Poco después de mi visita a Tismice me vino a ver un joven redactor del periódico Kulturní tvorba, para hacerme una entrevista. Cuando nos quitamos de encima la conversación, el joven miró la casa y decidió añadir a la entrevista la descripción del ambiente.

¿Cómo miró por la ventana? Se ve que se orientó mal y lo confundió todo. Luego, insultó a nuestra escalera. Dijo que rechinaba. Que yo sepa, una escalera de hormigón no puede rechinar. Luego miró la máscara del difunto F. X. Salda que tengo encima de la mesa y se la atribuyó a Josef Hora. Eso se lo perdonaría, porque no podía conocer ni a uno de ellos. Hubo algún otro error en el artículo, pero ya no me acuerdo bien. Lo peor fue cuando miró la cabeza de la virgen de Tismice y me preguntó qué hacía allí. Sin sospechar nada malo le describí sin ninguna mala intención mi viaje a Tismice. Hablaba con él como un viejo periodista lo hace con otro y me imaginaba que luego arreglaría todas las informaciones para presentarlas a la prensa. Le describí Tismice como un pequeño pueblo lleno de barro. ¡Si estaban en plena recolección de la remolacha! Incluso delante mismo de la basílica había un charco negro tan grande que costaba mucho atravesar. También le describí, con plasticidad, el gusto del señor párroco que decoró a la virgen con azul celeste, así que aquello parecía una casa de citas. Sí, desgraciadamente hice esta observación. ¡Y ahora ha empezado todo! Porque aquel hombre lo escribió todo, tal como yo se lo había dicho.

Primero recibí una carta enfadada de la cooperativa agrícola de Tismice. Decían que son una cooperativa ejemplar, cuya administración funciona muy bien y que se cuida incluso del buen aspecto del pueblo. Estaban ofendidos.

El señor párroco mandó una carta de queja. Me reprochaba que en la iglesia me había enseñado y explicado todo y que yo ahora se lo pagaba con desagradecimiento y mala educación. Y demostraba lo bien que cuidaba la iglesia.

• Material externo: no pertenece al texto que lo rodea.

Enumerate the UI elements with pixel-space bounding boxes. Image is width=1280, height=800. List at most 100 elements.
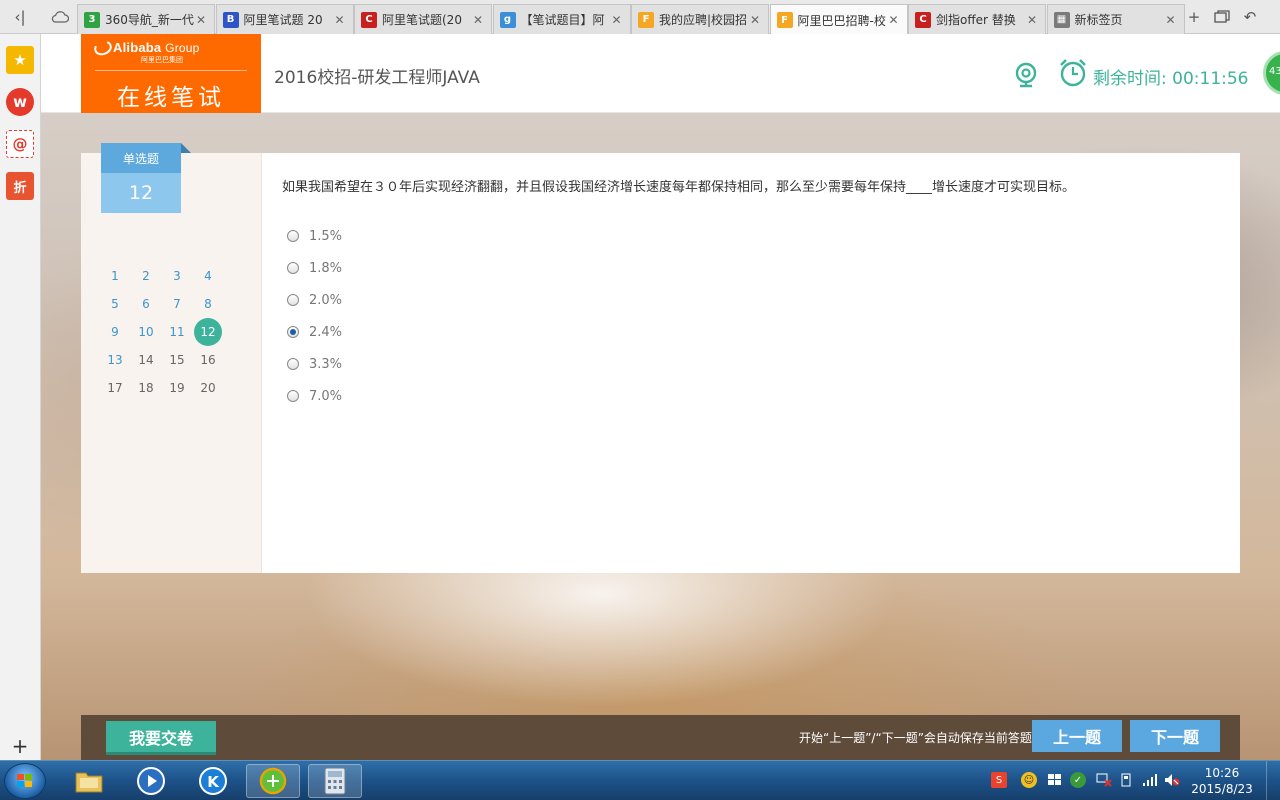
site-go-icon: g — [499, 11, 516, 28]
media-player-icon[interactable] — [124, 764, 178, 798]
question-jump-20[interactable]: 20 — [193, 374, 223, 402]
answer-option[interactable]: 2.0% — [287, 284, 342, 316]
clock-date: 2015/8/23 — [1191, 782, 1253, 796]
tab-title: 360导航_新一代 — [105, 13, 194, 27]
exam-title: 2016校招-研发工程师JAVA — [274, 68, 480, 88]
close-tab-icon[interactable]: ✕ — [194, 13, 208, 27]
kugou-music-icon[interactable]: K — [186, 764, 240, 798]
answer-option[interactable]: 7.0% — [287, 380, 342, 412]
favorites-star-icon[interactable]: ★ — [6, 46, 34, 74]
option-label: 7.0% — [309, 388, 343, 404]
question-jump-17[interactable]: 17 — [100, 374, 130, 402]
csdn-c-icon: C — [915, 11, 931, 28]
file-explorer-icon[interactable] — [62, 764, 116, 798]
close-tab-icon[interactable]: ✕ — [1164, 13, 1178, 27]
close-tab-icon[interactable]: ✕ — [1025, 13, 1039, 27]
option-label: 3.3% — [309, 356, 343, 372]
radio-button[interactable] — [287, 390, 299, 402]
network-warning-icon[interactable] — [1096, 772, 1112, 788]
alibaba-logo[interactable]: Alibaba Group 阿里巴巴集团 在线笔试 — [81, 34, 261, 113]
radio-button[interactable] — [287, 262, 299, 274]
browser-tab[interactable]: 3 360导航_新一代 ✕ — [77, 4, 215, 34]
start-button[interactable] — [4, 763, 46, 799]
qq-tray-icon[interactable]: ☺ — [1021, 772, 1037, 788]
tab-title: 新标签页 — [1074, 13, 1123, 27]
logo-brand: Alibaba — [113, 40, 162, 55]
show-desktop-button[interactable] — [1266, 761, 1280, 800]
browser-tab[interactable]: C 剑指offer 替换 ✕ — [908, 4, 1046, 34]
weibo-icon[interactable]: w — [6, 88, 34, 116]
browser-tab[interactable]: C 阿里笔试题(20 ✕ — [354, 4, 492, 34]
next-question-button[interactable]: 下一题 — [1130, 720, 1220, 752]
mail-icon[interactable]: @ — [6, 130, 34, 158]
question-jump-4[interactable]: 4 — [193, 262, 223, 290]
radio-button[interactable] — [287, 230, 299, 242]
system-clock[interactable]: 10:26 2015/8/23 — [1186, 765, 1258, 797]
calculator-icon[interactable] — [308, 764, 362, 798]
question-jump-14[interactable]: 14 — [131, 346, 161, 374]
restore-tabs-icon[interactable] — [1208, 4, 1236, 30]
radio-button[interactable] — [287, 294, 299, 306]
browser-tab[interactable]: B 阿里笔试题 20 ✕ — [215, 4, 354, 34]
browser-tab[interactable]: ▦ 新标签页 ✕ — [1046, 4, 1185, 34]
timer-badge: 43 — [1263, 51, 1280, 95]
radio-button[interactable] — [287, 326, 299, 338]
undo-close-tab-icon[interactable]: ↶ — [1236, 4, 1264, 30]
question-jump-13[interactable]: 13 — [100, 346, 130, 374]
signal-icon[interactable] — [1142, 772, 1158, 788]
close-tab-icon[interactable]: ✕ — [887, 13, 901, 27]
browser-tab[interactable]: g 【笔试题目】阿 ✕ — [492, 4, 631, 34]
question-jump-12[interactable]: 12 — [193, 318, 223, 346]
question-jump-18[interactable]: 18 — [131, 374, 161, 402]
volume-muted-icon[interactable] — [1164, 772, 1180, 788]
discount-icon[interactable]: 折 — [6, 172, 34, 200]
tab-scroll-left-icon[interactable]: ‹| — [6, 4, 34, 30]
security-guard-icon[interactable]: ✓ — [1070, 772, 1086, 788]
sogou-ime-icon[interactable]: S — [991, 772, 1007, 788]
answer-option[interactable]: 2.4% — [287, 316, 342, 348]
new-tab-icon[interactable]: + — [1180, 4, 1208, 30]
360-browser-icon[interactable] — [246, 764, 300, 798]
browser-sidebar: ★ w @ 折 + — [0, 34, 41, 760]
answer-option[interactable]: 1.8% — [287, 252, 342, 284]
question-jump-16[interactable]: 16 — [193, 346, 223, 374]
windows-tray-icon[interactable] — [1046, 772, 1062, 788]
timer-value: 00:11:56 — [1172, 69, 1249, 89]
question-jump-7[interactable]: 7 — [162, 290, 192, 318]
question-text: 如果我国希望在３０年后实现经济翻翻，并且假设我国经济增长速度每年都保持相同，那么… — [282, 180, 1076, 195]
add-sidebar-icon[interactable]: + — [6, 734, 34, 758]
question-jump-2[interactable]: 2 — [131, 262, 161, 290]
radio-button[interactable] — [287, 358, 299, 370]
logo-text: 在线笔试 — [117, 85, 225, 111]
question-jump-5[interactable]: 5 — [100, 290, 130, 318]
answer-option[interactable]: 3.3% — [287, 348, 342, 380]
question-jump-11[interactable]: 11 — [162, 318, 192, 346]
question-jump-8[interactable]: 8 — [193, 290, 223, 318]
question-jump-15[interactable]: 15 — [162, 346, 192, 374]
submit-exam-button[interactable]: 我要交卷 — [106, 721, 216, 755]
close-tab-icon[interactable]: ✕ — [471, 13, 485, 27]
question-jump-1[interactable]: 1 — [100, 262, 130, 290]
cloud-icon[interactable] — [46, 4, 74, 30]
question-jump-6[interactable]: 6 — [131, 290, 161, 318]
logo-group: Group — [165, 41, 200, 55]
usb-device-icon[interactable] — [1118, 772, 1134, 788]
browser-tab[interactable]: F 我的应聘|校园招 ✕ — [631, 4, 769, 34]
close-tab-icon[interactable]: ✕ — [610, 13, 624, 27]
close-tab-icon[interactable]: ✕ — [748, 13, 762, 27]
tab-title: 阿里巴巴招聘-校 — [797, 13, 886, 28]
close-tab-icon[interactable]: ✕ — [333, 13, 347, 27]
question-jump-9[interactable]: 9 — [100, 318, 130, 346]
browser-tab[interactable]: F 阿里巴巴招聘-校 ✕ — [769, 4, 908, 35]
previous-question-button[interactable]: 上一题 — [1032, 720, 1122, 752]
option-label: 2.0% — [309, 292, 343, 308]
question-navigator: 单选题 12 1 2 3 4 5 6 7 8 9 10 11 12 13 14 15 16 17 18 19 20 — [81, 143, 262, 573]
time-remaining: 剩余时间: 00:11:56 — [1093, 69, 1249, 89]
answer-option[interactable]: 1.5% — [287, 220, 342, 252]
question-jump-3[interactable]: 3 — [162, 262, 192, 290]
question-jump-19[interactable]: 19 — [162, 374, 192, 402]
footer-bar: 我要交卷 开始“上一题”/“下一题”会自动保存当前答题 上一题 下一题 — [81, 715, 1240, 760]
question-jump-10[interactable]: 10 — [131, 318, 161, 346]
tab-title: 【笔试题目】阿 — [520, 13, 605, 27]
answer-options: 1.5% 1.8% 2.0% 2.4% 3.3% 7.0% — [287, 220, 342, 412]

También me escribió una carta de protesta un historiador del arte de la cercana ciudad de Cesky Brod. La virgen no se llama de los Claveles y consideraba mi afirmación un error grave. Yo dejé este error en los hombros de V. V. Stech. Lo habrá llevado con toda tranquilidad.

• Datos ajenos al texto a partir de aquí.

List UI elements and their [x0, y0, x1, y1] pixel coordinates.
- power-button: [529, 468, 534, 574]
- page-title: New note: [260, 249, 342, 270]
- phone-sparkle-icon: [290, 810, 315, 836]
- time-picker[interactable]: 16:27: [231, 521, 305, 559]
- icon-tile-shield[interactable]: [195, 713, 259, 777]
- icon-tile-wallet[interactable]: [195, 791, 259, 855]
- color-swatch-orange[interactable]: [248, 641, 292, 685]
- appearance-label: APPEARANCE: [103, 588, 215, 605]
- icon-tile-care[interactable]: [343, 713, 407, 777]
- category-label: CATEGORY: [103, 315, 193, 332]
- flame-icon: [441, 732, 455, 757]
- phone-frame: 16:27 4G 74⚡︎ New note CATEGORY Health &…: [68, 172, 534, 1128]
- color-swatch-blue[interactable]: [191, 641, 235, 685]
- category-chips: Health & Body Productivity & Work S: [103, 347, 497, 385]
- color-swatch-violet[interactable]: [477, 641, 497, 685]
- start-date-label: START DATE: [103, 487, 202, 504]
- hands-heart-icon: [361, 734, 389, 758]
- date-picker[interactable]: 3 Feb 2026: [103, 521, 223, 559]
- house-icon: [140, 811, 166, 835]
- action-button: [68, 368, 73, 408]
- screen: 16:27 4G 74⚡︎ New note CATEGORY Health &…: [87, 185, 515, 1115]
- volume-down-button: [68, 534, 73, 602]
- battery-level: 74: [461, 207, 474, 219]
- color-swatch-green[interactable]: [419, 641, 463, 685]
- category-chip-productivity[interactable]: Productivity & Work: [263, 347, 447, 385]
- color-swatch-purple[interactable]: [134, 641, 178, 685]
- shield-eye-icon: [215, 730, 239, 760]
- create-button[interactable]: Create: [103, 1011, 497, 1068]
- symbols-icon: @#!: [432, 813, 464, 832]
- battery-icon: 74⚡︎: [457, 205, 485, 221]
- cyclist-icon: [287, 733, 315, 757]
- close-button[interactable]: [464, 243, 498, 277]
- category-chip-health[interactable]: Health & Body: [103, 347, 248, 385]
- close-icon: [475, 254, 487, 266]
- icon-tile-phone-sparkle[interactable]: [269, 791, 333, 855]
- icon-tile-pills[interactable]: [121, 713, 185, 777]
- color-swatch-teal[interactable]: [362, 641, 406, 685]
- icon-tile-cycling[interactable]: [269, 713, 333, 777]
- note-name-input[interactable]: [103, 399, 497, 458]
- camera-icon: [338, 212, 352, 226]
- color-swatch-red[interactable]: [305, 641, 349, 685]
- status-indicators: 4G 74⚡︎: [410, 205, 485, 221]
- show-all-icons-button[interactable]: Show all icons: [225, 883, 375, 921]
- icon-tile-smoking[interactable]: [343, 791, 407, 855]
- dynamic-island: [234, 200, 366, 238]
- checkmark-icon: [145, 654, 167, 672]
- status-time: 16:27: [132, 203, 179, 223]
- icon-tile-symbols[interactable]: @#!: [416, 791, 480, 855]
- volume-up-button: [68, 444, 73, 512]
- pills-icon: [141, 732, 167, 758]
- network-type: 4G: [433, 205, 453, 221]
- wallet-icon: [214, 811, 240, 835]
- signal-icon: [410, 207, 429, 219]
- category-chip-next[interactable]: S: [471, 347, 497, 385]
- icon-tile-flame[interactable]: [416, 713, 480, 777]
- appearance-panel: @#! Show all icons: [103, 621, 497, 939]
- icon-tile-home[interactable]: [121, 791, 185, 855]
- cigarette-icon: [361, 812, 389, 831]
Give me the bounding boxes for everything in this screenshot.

Recibí unas cuantas cartas llenas de sentido común de los habitantes de las cercanías. Opinaban, y creo que justificadamente, que no hace falta hacer notar una joya única de nuestro arte en una época en que ocurren tantos robos de objetos de arte en las iglesias y en otras partes. La virgen de Tismice no está bien vigilada y el párroco es ya anciano. No pude dejar de estar de acuerdo con ellos.

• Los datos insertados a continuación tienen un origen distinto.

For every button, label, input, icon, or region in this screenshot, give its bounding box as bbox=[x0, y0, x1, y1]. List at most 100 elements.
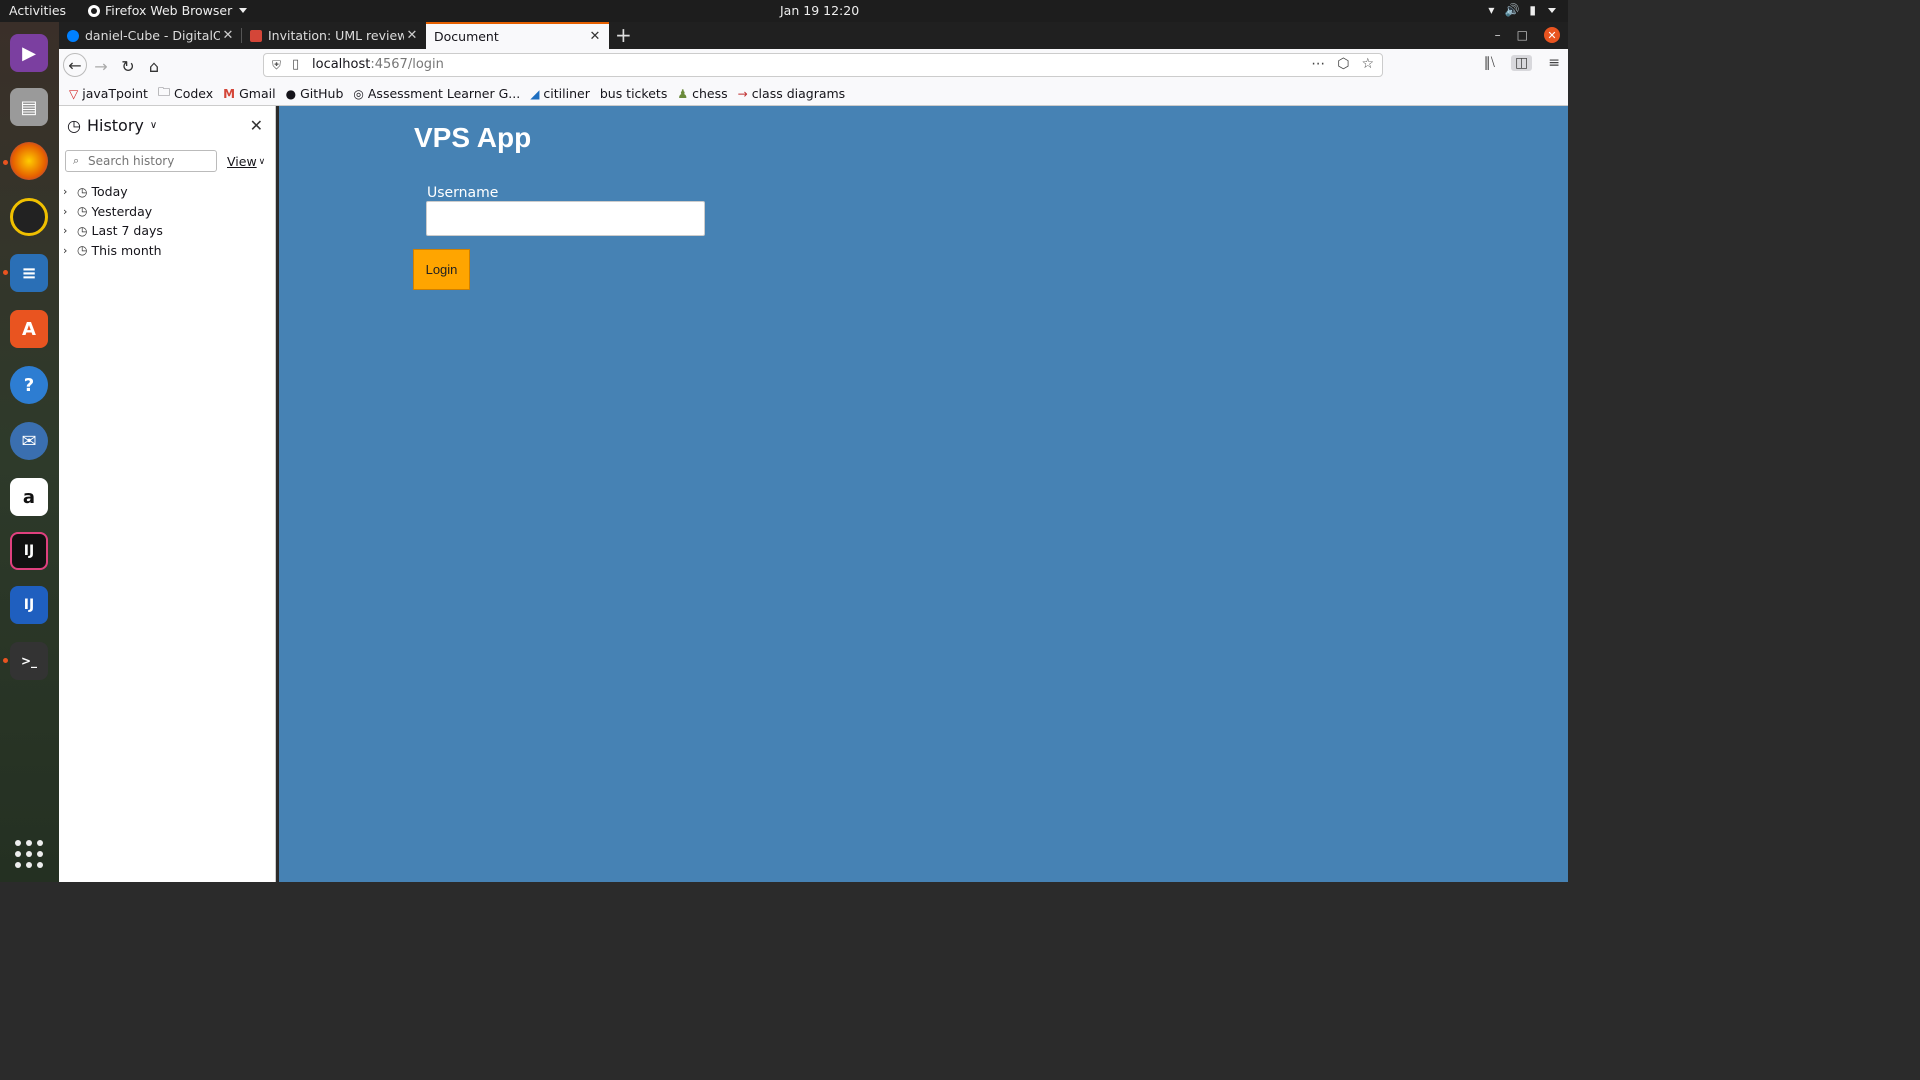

Primero me disculpé con la cooperativa agrícola enfadada. Luego escribí al historiador de arte de Cesky Brod y finalmente di la razón a los que habían expresado su preocupación por el peligro que corría la virgen. Sólo faltaba el párroco. Estuve vacilando. Y entonces apareció el sabio Chlumecky y me reveló que conocía un poco al párroco de Tismice y que lo arreglaría con él. Él mismo se ofreció. Junto con un amigo, tomaron dos bicicletas y el domingo siguiente se fueron a Tismice.

En el dispensario de Bfevnov teníamos un médico excelente. Desde sus comienzos en Bfevnov cuidaba de la salud de Chlumecky y curaba su enfermedad con mucho cuidado. Cuando le vio una vez en bicicleta cómo subía por la avenida Bélohorská, le llamó y le prometió entre amigos que si le veía otra vez en bicicleta, le daría un par de bofetadas en plena calle. Tenía razón.